EDITOR’S NOTE: This piece is provided by Hoof Prints, a partnership between The Gazette and the Pony Express, Stillwater Area High School’s student newspaper.

Sweet! Delicious! Great combo! All of these words are used in the game play to describe the addictive game called Candy Crush.

Candy Crush came out April 12, 2012. This game is a variation of match-three games such as Bejeweled. Each level has a game board filled with differently colored candies and might contain obstacles. These different colors include red jellybeans, orange lozenges, yellow lemon drops, green Chiclets, blue lollipop heads, and purple clusters.

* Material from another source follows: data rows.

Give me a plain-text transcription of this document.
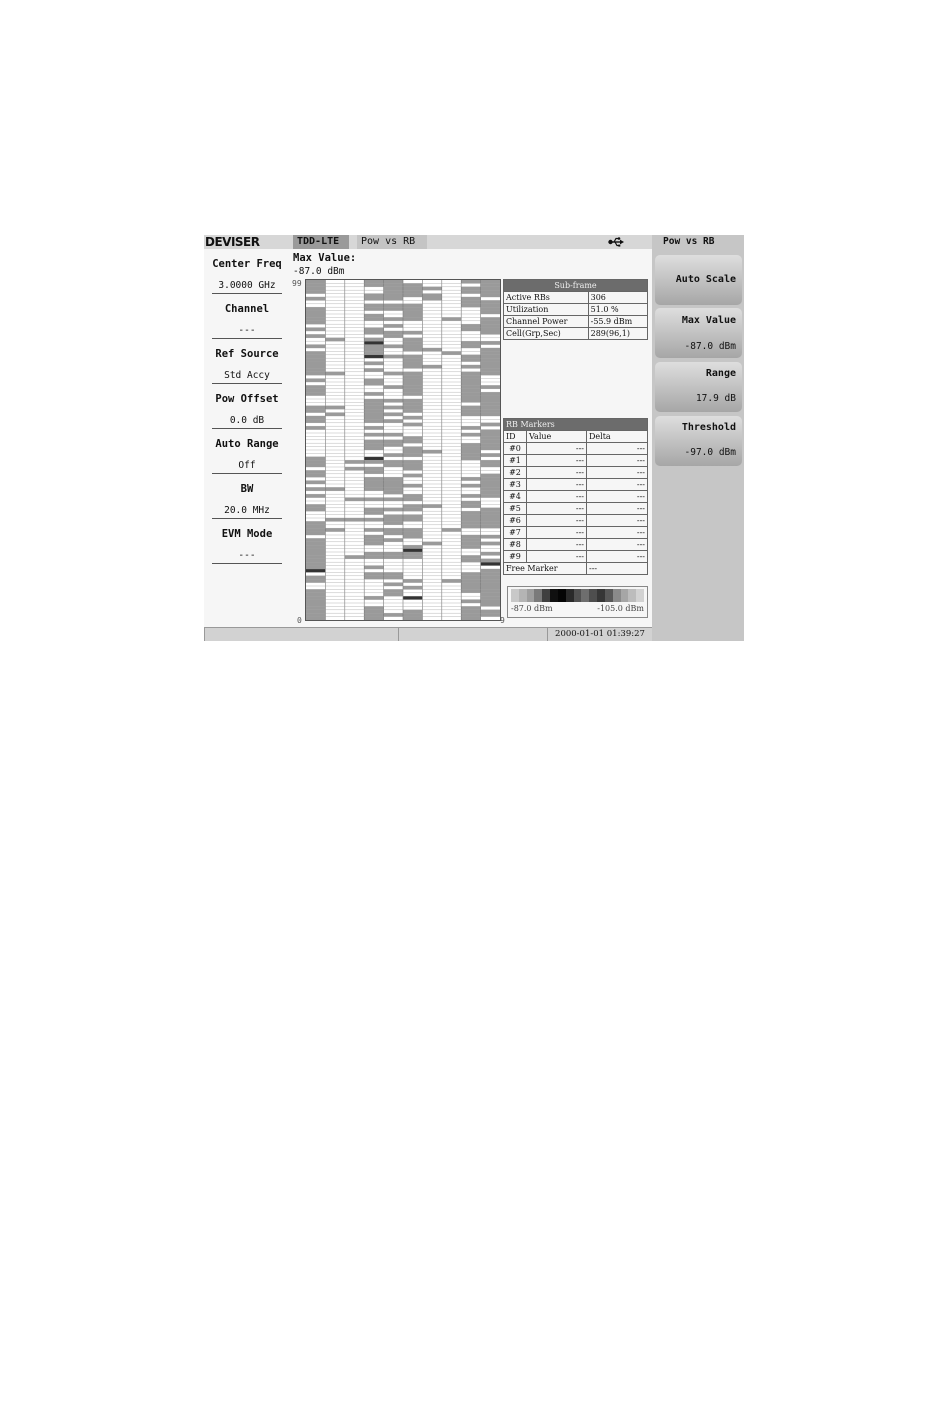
DEVISER	TDD-LTE	Pow vs RB
Center Freq
3.0000 GHz
Channel
---
Ref Source
Std Accy
Pow Offset
0.0 dB
Auto Range
Off
BW
20.0 MHz
EVM Mode
---
Max Value:
-87.0 dBm
99
0	9
Sub-frame	
Active RBs	306
Utilization	51.0 %
Channel Power	-55.9 dBm
Cell(Grp,Sec)	289(96,1)
RB Markers		
ID	Value	Delta
#0	---	---
#1	---	---
#2	---	---
#3	---	---
#4	---	---
#5	---	---
#6	---	---
#7	---	---
#8	---	---
#9	---	---
Free Marker		---
-87.0 dBm	-105.0 dBm
2000-01-01 01:39:27
Pow vs RB
Auto Scale
Max Value
-87.0 dBm
Range
17.9 dB
Threshold
-97.0 dBm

The basic move of this game is horizontally or vertically swapping the positions of two adjacent candies to create sets of three (or more) candies of the same color.

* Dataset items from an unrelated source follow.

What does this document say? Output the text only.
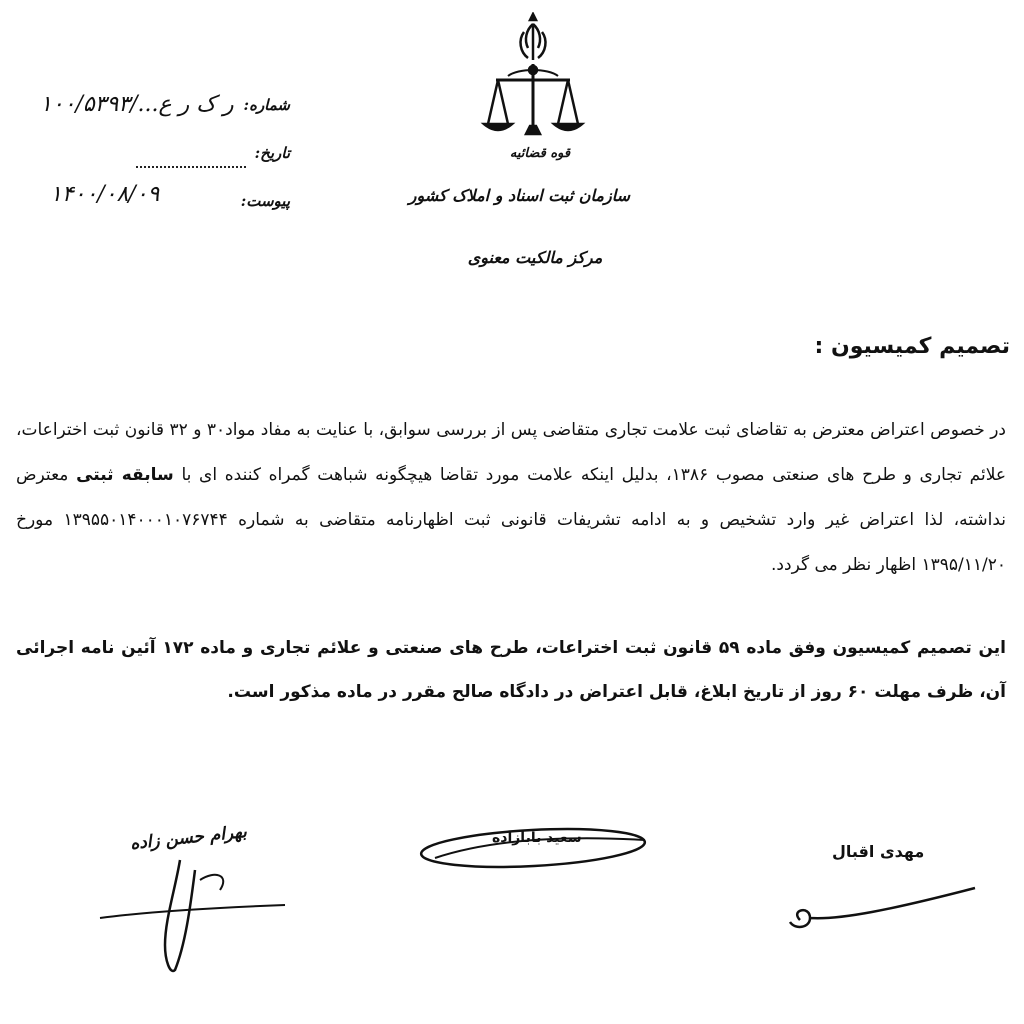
قوه قضائیه
سازمان ثبت اسناد و املاک کشور
مرکز مالکیت معنوی
شماره:
۱۰۰/۵۳۹۳/...ر ک ر ع
تاریخ:
پیوست:
۱۴۰۰/۰۸/۰۹
تصمیم کمیسیون :
در خصوص اعتراض معترض به تقاضای ثبت علامت تجاری متقاضی پس از بررسی سوابق، با عنایت به مفاد مواد۳۰ و ۳۲ قانون ثبت اختراعات، علائم تجاری و طرح های صنعتی مصوب ۱۳۸۶، بدلیل اینکه علامت مورد تقاضا هیچگونه شباهت گمراه کننده ای با سابقه ثبتی معترض نداشته، لذا اعتراض غیر وارد تشخیص و به ادامه تشریفات قانونی ثبت اظهارنامه متقاضی به شماره ۱۳۹۵۵۰۱۴۰۰۰۱۰۷۶۷۴۴ مورخ ۱۳۹۵/۱۱/۲۰ اظهار نظر می گردد.
این تصمیم کمیسیون وفق ماده ۵۹ قانون ثبت اختراعات، طرح های صنعتی و علائم تجاری و ماده ۱۷۲ آئین نامه اجرائی آن، ظرف مهلت ۶۰ روز از تاریخ ابلاغ، قابل اعتراض در دادگاه صالح مقرر در ماده مذکور است.
مهدی اقبال
سعید بابازاده
بهرام حسن زاده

With being one of the most popular games in the online app (application) store, people are worried if the game is too addictive.

According to Joshua Topolsky, editor-in-chief of the online technology publication The Verge, there are four elements: slow and steady gameplay, simplicity, freemium (which means that the game is offered for free but to gain more there is a payment involved) and finally the level of difficulty.

“Unlike a lot of mobile games that you play, it moves at a very slow pace, and it’s very casual,” Topolsky said. “The game also rewards novice players, makes them feel like they’re achieving something so they can keep going. They get better, the game gets more difficult.”

Candy Crush has become one of the games that has increased in popularity from nothing to fame overnight. With about 500 million players, it is hard to deny the game’s popularity. With the popularity has come some negative effects. Not everyone likes the constant ads on Facebook to come play it, the television ads saying how fun it is or all of the Facebook friends sending notifications about the game.

According to Stuart Heritage of The Guardian, the game is “all about constant positive reinforcement.”

“There is even a man who shouts ‘Great!’ whenever you do anything, for crying out loud,” Heritage wrote in an online article published Feb. 2. “‘Hey, he thinks I’m great,’ you think to yourself 10 seconds in.”

The addicting thing about this is that we as humans love to get praised, and what better way than through a game on the phone.

In January King, the company that owns Candy Crush, successfully trademarked the word “Candy” in the U.S. In February King abandoned that trademark. But the situation brings up a question: Is it right to trademark a word that is so well used?

Even though we analyze this game under a microscope, it is honestly just a game of simplicity. Which brings up a question … Can I have an extra life?